Pré-natal de risco habitual: as consultas e os exames por trimestre
Resposta rápida
A Caderneta Brasileira da Gestante orienta iniciar o pré-natal até a 12ª semana e realizar no mínimo sete consultas. A programação mínima é mensal até 28 semanas, quinzenal da 28ª à 36ª semana, semanal a partir da 36ª, e no mínimo duas consultas puerperais depois do parto. Os exames são organizados por trimestre, com sífilis e HIV repetidos no terceiro e novamente no parto.

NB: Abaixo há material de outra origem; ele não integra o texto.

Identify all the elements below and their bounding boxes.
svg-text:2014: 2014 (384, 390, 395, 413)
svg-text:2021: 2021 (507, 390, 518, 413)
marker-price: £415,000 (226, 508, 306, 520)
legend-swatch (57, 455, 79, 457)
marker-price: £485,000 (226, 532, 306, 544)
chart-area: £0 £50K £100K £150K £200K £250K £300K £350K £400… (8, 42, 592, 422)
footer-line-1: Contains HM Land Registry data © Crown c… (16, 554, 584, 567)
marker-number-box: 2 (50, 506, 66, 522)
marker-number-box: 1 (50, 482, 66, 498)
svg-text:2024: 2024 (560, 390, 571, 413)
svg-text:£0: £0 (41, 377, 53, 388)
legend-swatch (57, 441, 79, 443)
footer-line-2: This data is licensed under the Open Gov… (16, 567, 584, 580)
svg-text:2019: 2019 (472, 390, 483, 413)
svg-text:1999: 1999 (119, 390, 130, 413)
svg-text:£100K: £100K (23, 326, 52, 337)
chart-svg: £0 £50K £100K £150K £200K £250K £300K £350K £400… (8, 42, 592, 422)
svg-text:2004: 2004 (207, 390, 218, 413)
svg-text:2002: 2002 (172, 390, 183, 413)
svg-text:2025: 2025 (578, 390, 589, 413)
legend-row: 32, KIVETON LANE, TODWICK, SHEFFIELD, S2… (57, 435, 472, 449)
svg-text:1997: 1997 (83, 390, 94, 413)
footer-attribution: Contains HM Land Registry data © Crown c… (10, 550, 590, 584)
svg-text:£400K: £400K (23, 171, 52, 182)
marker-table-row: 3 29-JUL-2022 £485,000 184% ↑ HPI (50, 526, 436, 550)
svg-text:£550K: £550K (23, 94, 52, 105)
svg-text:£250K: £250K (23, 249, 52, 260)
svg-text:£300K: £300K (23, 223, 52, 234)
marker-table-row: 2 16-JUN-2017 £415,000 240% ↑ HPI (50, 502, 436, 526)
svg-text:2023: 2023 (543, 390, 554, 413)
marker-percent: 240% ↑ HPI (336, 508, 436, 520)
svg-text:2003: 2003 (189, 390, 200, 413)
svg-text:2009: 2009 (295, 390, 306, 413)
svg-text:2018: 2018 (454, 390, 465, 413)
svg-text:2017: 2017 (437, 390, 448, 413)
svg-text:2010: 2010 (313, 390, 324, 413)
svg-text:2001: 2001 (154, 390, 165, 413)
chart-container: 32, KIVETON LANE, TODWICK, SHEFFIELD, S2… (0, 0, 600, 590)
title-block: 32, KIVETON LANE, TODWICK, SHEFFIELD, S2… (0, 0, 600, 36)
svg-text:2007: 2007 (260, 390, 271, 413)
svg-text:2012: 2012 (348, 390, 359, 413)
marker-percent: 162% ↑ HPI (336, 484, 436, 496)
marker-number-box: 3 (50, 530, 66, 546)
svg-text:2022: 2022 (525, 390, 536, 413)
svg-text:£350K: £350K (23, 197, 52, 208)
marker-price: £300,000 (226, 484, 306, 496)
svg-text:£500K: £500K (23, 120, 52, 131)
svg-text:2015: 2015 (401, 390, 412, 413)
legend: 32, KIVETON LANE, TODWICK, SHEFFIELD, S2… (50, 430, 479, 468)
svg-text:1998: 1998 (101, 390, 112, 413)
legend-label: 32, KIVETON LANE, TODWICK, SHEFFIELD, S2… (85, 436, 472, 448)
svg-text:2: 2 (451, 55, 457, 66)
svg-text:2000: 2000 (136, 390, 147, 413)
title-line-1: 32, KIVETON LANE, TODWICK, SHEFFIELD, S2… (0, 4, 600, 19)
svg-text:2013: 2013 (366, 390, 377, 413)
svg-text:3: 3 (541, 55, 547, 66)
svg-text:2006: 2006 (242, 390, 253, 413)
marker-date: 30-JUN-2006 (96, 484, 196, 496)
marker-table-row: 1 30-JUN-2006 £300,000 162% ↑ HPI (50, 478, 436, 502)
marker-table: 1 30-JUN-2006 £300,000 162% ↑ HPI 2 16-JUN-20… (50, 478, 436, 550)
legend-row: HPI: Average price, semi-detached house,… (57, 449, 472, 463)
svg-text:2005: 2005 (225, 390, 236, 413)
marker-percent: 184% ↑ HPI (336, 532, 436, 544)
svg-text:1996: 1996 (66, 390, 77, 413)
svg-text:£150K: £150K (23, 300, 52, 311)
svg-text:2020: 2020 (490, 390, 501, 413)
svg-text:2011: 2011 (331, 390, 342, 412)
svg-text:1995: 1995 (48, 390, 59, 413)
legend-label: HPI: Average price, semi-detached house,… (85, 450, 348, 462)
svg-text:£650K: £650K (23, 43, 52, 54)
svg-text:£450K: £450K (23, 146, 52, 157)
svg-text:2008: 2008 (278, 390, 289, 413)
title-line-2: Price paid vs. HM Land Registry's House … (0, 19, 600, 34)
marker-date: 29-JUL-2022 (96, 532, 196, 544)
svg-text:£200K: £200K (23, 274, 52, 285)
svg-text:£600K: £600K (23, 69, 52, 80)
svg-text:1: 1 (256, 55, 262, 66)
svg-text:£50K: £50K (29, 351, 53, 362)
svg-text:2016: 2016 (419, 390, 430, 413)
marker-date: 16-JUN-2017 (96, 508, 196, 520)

O pré-natal é realizado preferencialmente na Atenção Primária, pelas equipes de Saúde da Família. A Caderneta Brasileira da Gestante, do Ministério da Saúde, organiza esse acompanhamento em duas grades: a de consultas e a de exames.
Quando começar
As consultas devem começar o quanto antes, de preferência até a 12ª semana de gestação — nos primeiros três meses —, e seguir de forma regular até o nascimento.
A programação mínima de consultas
- Até 28 semanas: consultas mensais.
- Da 28ª à 36ª semana: consultas quinzenais.
- A partir da 36ª semana: consultas semanais.
- Após o parto: no mínimo duas consultas puerperais.
O total mínimo declarado é de sete consultas de pré-natal. A grade acima é o que faz esse número acontecer — e é por isso que a gestante que inicia tarde raramente alcança o mínimo.
Exames do 1º trimestre ou da 1ª consulta
- Teste rápido de gravidez
- Hemograma (hemoglobina e hematócrito)
- Tipagem sanguínea (ABO e fator Rh) e Coombs indireto, para gestantes Rh negativo
- Eletroforese de hemoglobina
- Glicemia em jejum — ou TOTG 75 g, se idade gestacional maior que 24 semanas
- Teste rápido para sífilis ou VDRL/RPR
- Teste rápido para HIV ou Anti-HIV I e II
- Teste rápido para hepatite B ou HBsAg; teste rápido para hepatite C ou Anti-HCV
- Sorologia para toxoplasmose (IgG e IgM)
- Teste para HTLV
- Urina tipo I e urocultura com antibiograma
- Doença de Chagas, em casos suspeitos; malária, em regiões endêmicas
- Ultrassonografia obstétrica, idealmente entre 7 e 12 semanas
2º trimestre
- TOTG 75 g, preferencialmente entre 24 e 28 semanas
- Coombs indireto, para Rh negativo com resultado negativo no primeiro trimestre
- Toxoplasmose, se a IgG não for reagente — ou seja, na suscetível
- Malária, em regiões endêmicas
3º trimestre
- Hemograma e glicemia em jejum
- Coombs indireto, para Rh negativo com resultado negativo no primeiro trimestre
- Teste rápido para sífilis e/ou VDRL/RPR
- Teste rápido para HIV ou Anti-HIV I e II
- Toxoplasmose na suscetível; malária em região endêmica
- Urina tipo I e urocultura com antibiograma
No parto ou pós-parto imediato
Teste rápido para HIV; teste rápido para sífilis ou VDRL/RPR; teste rápido para hepatite B e para hepatite C, quando não realizados no pré-natal.
Sífilis e HIV aparecem três vezes na grade: primeiro trimestre, terceiro trimestre e parto. Não é redundância de lista — é a janela de transmissão vertical.
O que não é rotina
A Caderneta é explícita: alguns exames não fazem parte da rotina para todas as gestantes e são solicitados a partir de indicação clínica — sinais, sintomas, histórico ou fatores de risco.
Conduzir isso na consulta
O Guia de Pré-Natal traz essa sequência na ordem em que o pré-natal acontece, com o que pedir e o que fazer com o resultado em cada trimestre.
Perguntas frequentes
Qual é o número mínimo de consultas de pré-natal?
Sete. A Caderneta Brasileira da Gestante orienta realizar no mínimo sete consultas de pré-natal, com programação mensal até 28 semanas, quinzenal da 28ª à 36ª e semanal a partir da 36ª, além de no mínimo duas consultas puerperais.
Todos os exames da lista valem para toda gestante?
Não. A Caderneta registra que alguns exames não fazem parte da rotina para todas as gestantes e são solicitados a partir de indicação clínica — quando há sinais, sintomas, histórico de saúde ou fatores de risco. Chagas em casos suspeitos e malária em regiões endêmicas são exemplos que a própria tabela marca.